Dalam JIAEA Volume IV tahun 1850, halaman 66-74, Earl menulis artikel *On the Leading Characteristics of the Papuan, Australian and Malay-Polynesian Nations*. Dalam artikelnya itu Earl menegaskan bahwa sudah tiba saatnya bagi penduduk Kepulauan Hindia atau Kepulauan Melayu untuk memiliki nama khas (*a distinctive name*), sebab nama Hindia tidaklah tepat dan sering rancu dengan penyebutan India yang lain. Earl mengajukan dua pilihan nama:
*Indunesia*atau *Malayunesia* (*nesos* dalam bahasa Yunani berarti pulau). Pada halaman 71
artikelnya itu tertulis: *... the inhabitants of the Indian Archipelago or Malayan Archipelago would become respectively Indunesians or Malayunesians.*

Earl sendiri menyatakan memilih nama *Malayunesia* (Kepulauan Melayu) daripada *Indunesia* (Kepulauan Hindia), sebab *Malayunesia* sangat tepat untuk ras Melayu, sedangkan *Indunesia* bisa juga digunakan untuk Ceylon (Srilanka) dan Maldives (Maladewa). Lagi pula, kata Earl, bukankah bahasa Melayu dipakai di seluruh kepulauan ini? Dalam tulisannya itu Earl memang menggunakan istilah *Malayunesia* dan tidak memakai istilah *Indunesia*.
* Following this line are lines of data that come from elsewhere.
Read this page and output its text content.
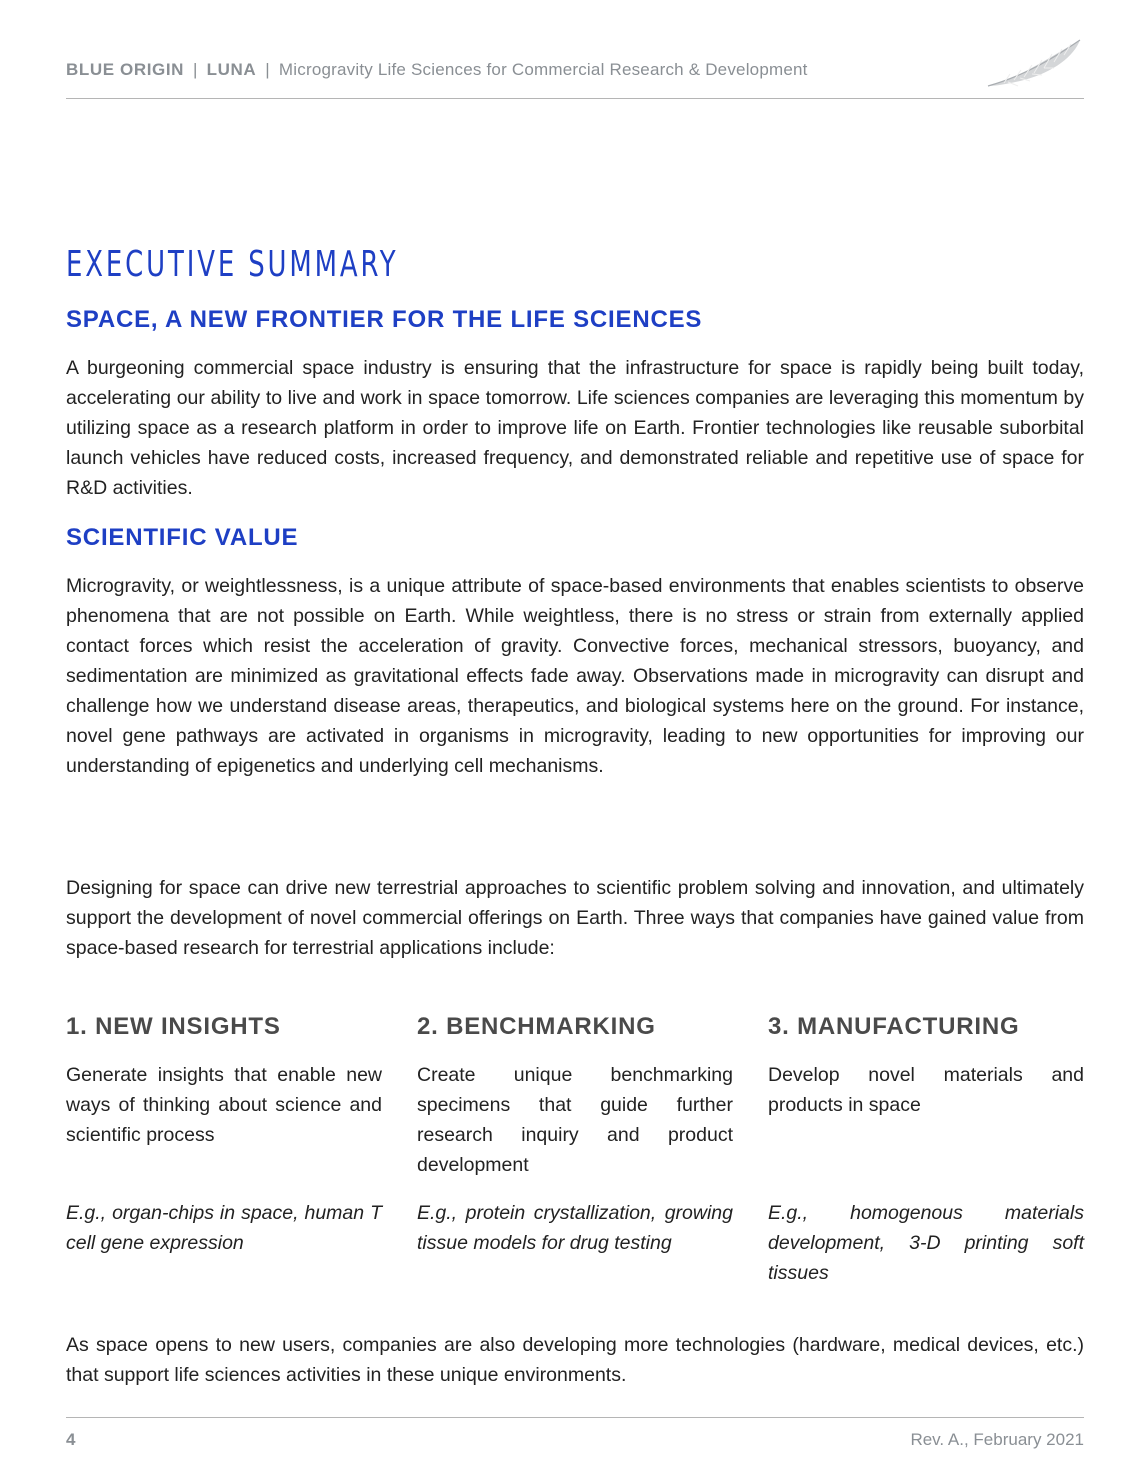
BLUE ORIGIN | LUNA | Microgravity Life Sciences for Commercial Research & Development
EXECUTIVE SUMMARY
SPACE, A NEW FRONTIER FOR THE LIFE SCIENCES

A burgeoning commercial space industry is ensuring that the infrastructure for space is rapidly being built today, accelerating our ability to live and work in space tomorrow. Life sciences companies are leveraging this momentum by utilizing space as a research platform in order to improve life on Earth. Frontier technologies like reusable suborbital launch vehicles have reduced costs, increased frequency, and demonstrated reliable and repetitive use of space for R&D activities.

SCIENTIFIC VALUE

Microgravity, or weightlessness, is a unique attribute of space-based environments that enables scientists to observe phenomena that are not possible on Earth. While weightless, there is no stress or strain from externally applied contact forces which resist the acceleration of gravity. Convective forces, mechanical stressors, buoyancy, and sedimentation are minimized as gravitational effects fade away. Observations made in microgravity can disrupt and challenge how we understand disease areas, therapeutics, and biological systems here on the ground. For instance, novel gene pathways are activated in organisms in microgravity, leading to new opportunities for improving our understanding of epigenetics and underlying cell mechanisms.

Designing for space can drive new terrestrial approaches to scientific problem solving and innovation, and ultimately support the development of novel commercial offerings on Earth. Three ways that companies have gained value from space-based research for terrestrial applications include:

1. NEW INSIGHTS

Generate insights that enable new ways of thinking about science and scientific process

E.g., organ-chips in space, human T cell gene expression

2. BENCHMARKING

Create unique benchmarking specimens that guide further research inquiry and product development

E.g., protein crystallization, growing tissue models for drug testing

3. MANUFACTURING

Develop novel materials and products in space

E.g., homogenous materials development, 3-D printing soft tissues

As space opens to new users, companies are also developing more technologies (hardware, medical devices, etc.) that support life sciences activities in these unique environments.

4	Rev. A., February 2021
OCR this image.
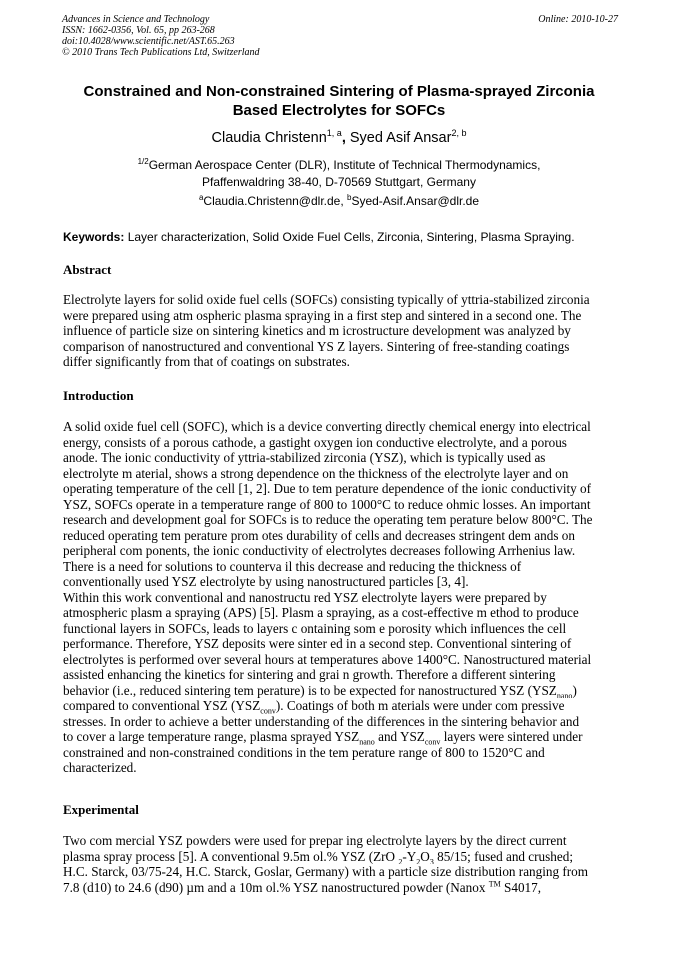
Advances in Science and Technology
ISSN: 1662-0356, Vol. 65, pp 263-268
doi:10.4028/www.scientific.net/AST.65.263
© 2010 Trans Tech Publications Ltd, Switzerland
Online: 2010-10-27
Constrained and Non-constrained Sintering of Plasma-sprayed Zirconia
Based Electrolytes for SOFCs
Claudia Christenn$^{1, a}$, Syed Asif Ansar$^{2, b}$
$^{1/2}$German Aerospace Center (DLR), Institute of Technical Thermodynamics,
Pfaffenwaldring 38-40, D-70569 Stuttgart, Germany
$^a$Claudia.Christenn@dlr.de, $^b$Syed-Asif.Ansar@dlr.de
Keywords: Layer characterization, Solid Oxide Fuel Cells, Zirconia, Sintering, Plasma Spraying.
Abstract
Electrolyte layers for solid oxide fuel cells (SOFCs) consisting typically of yttria-stabilized zirconia
were prepared using atm ospheric plasma spraying in a first step and sintered in a second one. The
influence of particle size on sintering kinetics and m icrostructure development was analyzed by
comparison of nanostructured and conventional YS Z layers. Sintering of free-standing coatings
differ significantly from that of coatings on substrates.
Introduction
A solid oxide fuel cell (SOFC), which is a device converting directly chemical energy into electrical
energy, consists of a porous cathode, a gastight oxygen ion conductive electrolyte, and a porous
anode. The ionic conductivity of yttria-stabilized zirconia (YSZ), which is typically used as
electrolyte m aterial, shows a strong dependence on the thickness of the electrolyte layer and on
operating temperature of the cell [1, 2]. Due to tem perature dependence of the ionic conductivity of
YSZ, SOFCs operate in a temperature range of 800 to 1000°C to reduce ohmic losses. An important
research and development goal for SOFCs is to reduce the operating tem perature below 800°C. The
reduced operating tem perature prom otes durability of cells and decreases stringent dem ands on
peripheral com ponents, the ionic conductivity of electrolytes decreases following Arrhenius law.
There is a need for solutions to counterva il this decrease and reducing the thickness of
conventionally used YSZ electrolyte by using nanostructured particles [3, 4].
Within this work conventional and nanostructu red YSZ electrolyte layers were prepared by
atmospheric plasm a spraying (APS) [5]. Plasm a spraying, as a cost-effective m ethod to produce
functional layers in SOFCs, leads to layers c ontaining som e porosity which influences the cell
performance. Therefore, YSZ deposits were sinter ed in a second step. Conventional sintering of
electrolytes is performed over several hours at temperatures above 1400°C. Nanostructured material
assisted enhancing the kinetics for sintering and grai n growth. Therefore a different sintering
behavior (i.e., reduced sintering tem perature) is to be expected for nanostructured YSZ $(YSZ_{nano})$
compared to conventional YSZ $(YSZ_{conv})$. Coatings of both m aterials were under com pressive
stresses. In order to achieve a better understanding of the differences in the sintering behavior and
to cover a large temperature range, plasma sprayed $YSZ_{nano}$ and $YSZ_{conv}$ layers were sintered under
constrained and non-constrained conditions in the tem perature range of 800 to 1520°C and
characterized.
Experimental
Two com mercial YSZ powders were used for prepar ing electrolyte layers by the direct current
plasma spray process [5]. A conventional 9.5m ol.% YSZ (ZrO $_2-Y_2O_3$ 85/15; fused and crushed;
H.C. Starck, 03/75-24, H.C. Starck, Goslar, Germany) with a particle size distribution ranging from
7.8 (d10) to 24.6 (d90) µm and a 10m ol.% YSZ nanostructured powder (Nanox ™ S4017,
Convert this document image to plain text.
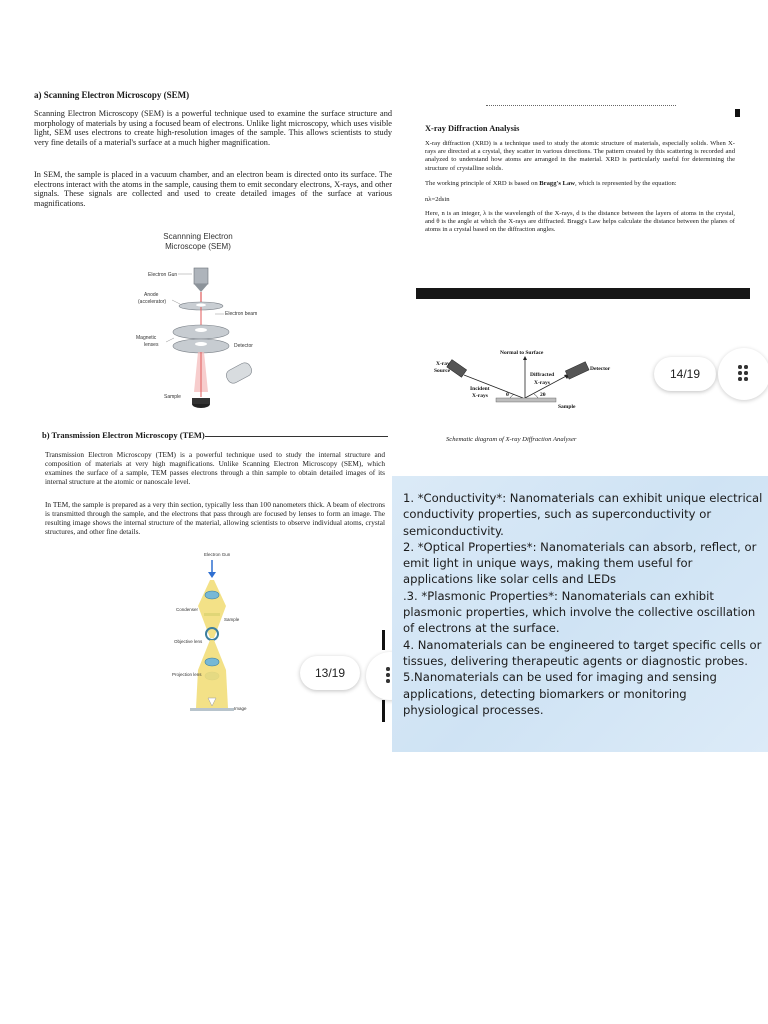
a) Scanning Electron Microscopy (SEM)
Scanning Electron Microscopy (SEM) is a powerful technique used to examine the surface structure and morphology of materials by using a focused beam of electrons. Unlike light microscopy, which uses visible light, SEM uses electrons to create high-resolution images of the sample. This allows scientists to study very fine details of a material's surface at a much higher magnification.
In SEM, the sample is placed in a vacuum chamber, and an electron beam is directed onto its surface. The electrons interact with the atoms in the sample, causing them to emit secondary electrons, X-rays, and other signals. These signals are collected and used to create detailed images of the surface at various magnifications.
Scannning Electron
Microscope (SEM)
Electron Gun
Anode
(accelerator)
Electron beam
Magnetic
lenses	Detector
Sample
b) Transmission Electron Microscopy (TEM)
Transmission Electron Microscopy (TEM) is a powerful technique used to study the internal structure and composition of materials at very high magnifications. Unlike Scanning Electron Microscopy (SEM), which examines the surface of a sample, TEM passes electrons through a thin sample to obtain detailed images of its internal structure at the atomic or nanoscale level.
In TEM, the sample is prepared as a very thin section, typically less than 100 nanometers thick. A beam of electrons is transmitted through the sample, and the electrons that pass through are focused by lenses to form an image. The resulting image shows the internal structure of the material, allowing scientists to observe individual atoms, crystal structures, and other fine details.
Electron Gun
Condenser
Sample
Objective lens
Projection lens
Image
13/19
X-ray Diffraction Analysis
X-ray diffraction (XRD) is a technique used to study the atomic structure of materials, especially solids. When X-rays are directed at a crystal, they scatter in various directions. The pattern created by this scattering is recorded and analyzed to understand how atoms are arranged in the material. XRD is particularly useful for determining the structure of crystalline solids.
The working principle of XRD is based on Bragg's Law, which is represented by the equation:
nλ=2dsin
Here, n is an integer, λ is the wavelength of the X-rays, d is the distance between the layers of atoms in the crystal, and θ is the angle at which the X-rays are diffracted. Bragg's Law helps calculate the distance between the planes of atoms in a crystal based on the diffraction angles.
Normal to Surface
X-ray
Source	Detector
Diffracted
X-rays
Incident
X-rays	θ	2θ
Sample
Schematic diagram of X-ray Diffraction Analyser
14/19
1. *Conductivity*: Nanomaterials can exhibit unique electrical conductivity properties, such as superconductivity or semiconductivity.
2. *Optical Properties*: Nanomaterials can absorb, reflect, or emit light in unique ways, making them useful for applications like solar cells and LEDs
.3. *Plasmonic Properties*: Nanomaterials can exhibit plasmonic properties, which involve the collective oscillation of electrons at the surface.
4. Nanomaterials can be engineered to target specific cells or tissues, delivering therapeutic agents or diagnostic probes.
5.Nanomaterials can be used for imaging and sensing applications, detecting biomarkers or monitoring physiological processes.
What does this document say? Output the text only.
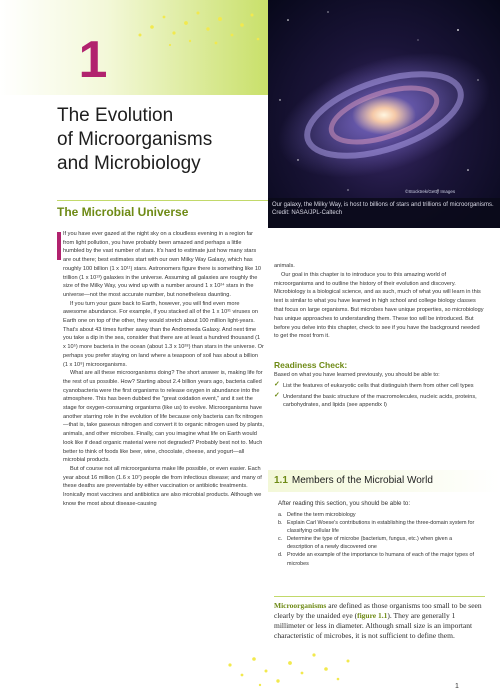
1
The Evolution
of Microorganisms
and Microbiology
©Stocktrek/Getty Images
Our galaxy, the Milky Way, is host to billions of stars and trillions of microorganisms. Credit: NASA/JPL-Caltech
The Microbial Universe

If you have ever gazed at the night sky on a cloudless evening in a region far from light pollution, you have probably been amazed and perhaps a little humbled by the vast number of stars. It's hard to estimate just how many stars are out there; best estimates start with our own Milky Way Galaxy, which has roughly 100 billion (1 x 10¹¹) stars. Astronomers figure there is something like 10 trillion (1 x 10¹³) galaxies in the universe. Assuming all galaxies are roughly the size of the Milky Way, you wind up with a number around 1 x 10²⁴ stars in the universe—not the most accurate number, but nonetheless daunting.

If you turn your gaze back to Earth, however, you will find even more awesome abundance. For example, if you stacked all of the 1 x 10³¹ viruses on Earth one on top of the other, they would stretch about 100 million light-years. That's about 43 times further away than the Andromeda Galaxy. And next time you take a dip in the sea, consider that there are at least a hundred thousand (1 x 10⁵) more bacteria in the ocean (about 1.3 x 10²⁸) than stars in the universe. Or perhaps you prefer staying on land where a teaspoon of soil has about a billion (1 x 10⁹) microorganisms.

What are all these microorganisms doing? The short answer is, making life for the rest of us possible. How? Starting about 2.4 billion years ago, bacteria called cyanobacteria were the first organisms to release oxygen in abundance into the atmosphere. This has been dubbed the "great oxidation event," and it set the stage for oxygen-consuming organisms (like us) to evolve. Microorganisms have another starring role in the evolution of life because only bacteria can fix nitrogen—that is, take gaseous nitrogen and convert it to organic nitrogen used by plants, animals, and other microbes. Finally, can you imagine what life on Earth would look like if dead organic material were not degraded? Probably best not to. Much better to think of foods like beer, wine, chocolate, cheese, and yogurt—all microbial products.

But of course not all microorganisms make life possible, or even easier. Each year about 16 million (1.6 x 10⁷) people die from infectious disease; and many of these deaths are preventable by either vaccination or antibiotic treatments. Ironically most vaccines and antibiotics are also microbial products. Although we know the most about disease-causing

animals.

Our goal in this chapter is to introduce you to this amazing world of microorganisms and to outline the history of their evolution and discovery. Microbiology is a biological science, and as such, much of what you will learn in this text is similar to what you have learned in high school and college biology classes that focus on large organisms. But microbes have unique properties, so microbiology has unique approaches to understanding them. These too will be introduced. But before you delve into this chapter, check to see if you have the background needed to get the most from it.

Readiness Check:
Based on what you have learned previously, you should be able to:
✓ List the features of eukaryotic cells that distinguish them from other cell types
✓ Understand the basic structure of the macromolecules, nucleic acids, proteins, carbohydrates, and lipids (see appendix I)
1.1 Members of the Microbial World
After reading this section, you should be able to:
a. Define the term microbiology
b. Explain Carl Woese's contributions in establishing the three-domain system for classifying cellular life
c. Determine the type of microbe (bacterium, fungus, etc.) when given a description of a newly discovered one
d. Provide an example of the importance to humans of each of the major types of microbes
Microorganisms are defined as those organisms too small to be seen clearly by the unaided eye (figure 1.1). They are generally 1 millimeter or less in diameter. Although small size is an important characteristic of microbes, it is not sufficient to define them.
1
Dalam JIAEA Volume IV itu juga, halaman 252-347, James Richardson Logan menulis artikel *The Ethnology of the Indian Archipelago. * Pada awal tulisannya, Logan pun menyatakan perlunya nama khas bagi kepulauan tanah air kita, sebab istilah "Indian Archipelago" terlalu panjang dan membingungkan. Logan memungut nama *Indunesia* yang dibuang Earl, dan huruf u digantinya dengan huruf o agar ucapannya lebih baik. Maka lahirlah istilah Indonesia.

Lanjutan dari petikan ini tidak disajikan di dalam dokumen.